Reputation: 551
I have a pandas data frame with two 'datetime' columns t1,t2. Now i need to filter out all rows in the dataframe where t1<=t2 t2 could be Nan
before panda 0.19.0 i could do this:
import pandas as pd
from datetime import datetime
dt = datetime.utcnow()
dt64 = np.datetime64(dt)
df = pd.DataFrame([(dt64,None)], columns=['t1','t2'])
df[(df.t1<=df.t2)]
after pandas 0.19.0 this code fails
Traceback (most recent call last):
File "workspace/python/MyTests/test1.py", line 87, in <module>
testDfTimeCompare()
File "workspace/python/MyTests/test1.py", line 80, in testDfTimeCompare
df[(df.t1<=df.t2)]
File "anaconda/lib/python2.7/site-packages/pandas/core/ops.py", line 813, in wrapper
return self._constructor(na_op(self.values, other.values),
File "anaconda/lib/python2.7/site-packages/pandas/core/ops.py", line 787, in na_op
y = y.view('i8')
File "anaconda/lib/python2.7/site-packages/numpy/core/_internal.py", line 367, in _view_is_safe
raise TypeError("Cannot change data-type for object array.")

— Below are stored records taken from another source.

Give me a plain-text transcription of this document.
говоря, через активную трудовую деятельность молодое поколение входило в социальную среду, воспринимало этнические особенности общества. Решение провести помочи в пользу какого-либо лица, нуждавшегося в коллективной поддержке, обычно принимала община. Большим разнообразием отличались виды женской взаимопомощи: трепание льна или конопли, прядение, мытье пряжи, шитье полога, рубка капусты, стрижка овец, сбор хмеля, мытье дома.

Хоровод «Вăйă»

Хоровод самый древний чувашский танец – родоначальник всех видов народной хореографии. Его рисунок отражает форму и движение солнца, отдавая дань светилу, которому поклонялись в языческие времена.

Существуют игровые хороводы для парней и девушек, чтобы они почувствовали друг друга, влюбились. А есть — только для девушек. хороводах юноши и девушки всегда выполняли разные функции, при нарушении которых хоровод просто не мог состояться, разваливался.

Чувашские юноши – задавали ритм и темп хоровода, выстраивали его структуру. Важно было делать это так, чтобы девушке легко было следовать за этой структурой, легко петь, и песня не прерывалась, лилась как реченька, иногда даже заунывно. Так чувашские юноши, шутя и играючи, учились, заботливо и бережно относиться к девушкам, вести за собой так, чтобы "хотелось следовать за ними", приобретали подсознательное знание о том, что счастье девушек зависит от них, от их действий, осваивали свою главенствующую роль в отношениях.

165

TypeError: Cannot change data-type for object array.
What is the best way to achieve this.
Upvotes: 2
Views: 1512
Reputation: 1405
I solved this by explicitly setting type for the concerned columns.
df.t1=df.t1.astype(datetime)
df.t2=df.t2.astype(datetime)
>>> df[(df.t1<=df.t2)]
Empty DataFrame
Columns: [t1, t2]
Index: []
>>> df
t1 t2
0 2020-02-29 11:00:18.825597 None
I am using pandas 0.19.2.
Upvotes: 0
Reputation: 863301
I think you need convert column t2
to_datetime
for cast None
to NaT
, then can use faster function Series.le
what is same as <=
:
df.t2 = pd.to_datetime(df.t2)
print (df)
t1 t2
0 2016-11-04 07:24:53.372838 NaT
mask = df.t1.le(df.t2)
print (mask)
0 False
dtype: bool
mask = df.t1 <= df.t2
print (mask)
0 False
dtype: bool
Upvotes: 3
Reputation: 164
do some mask like this:
mask = ((df <= 0).cumsum() > 0).any()
>>> mask
t1 False
t2 True
dtype: bool
Upvotes: 2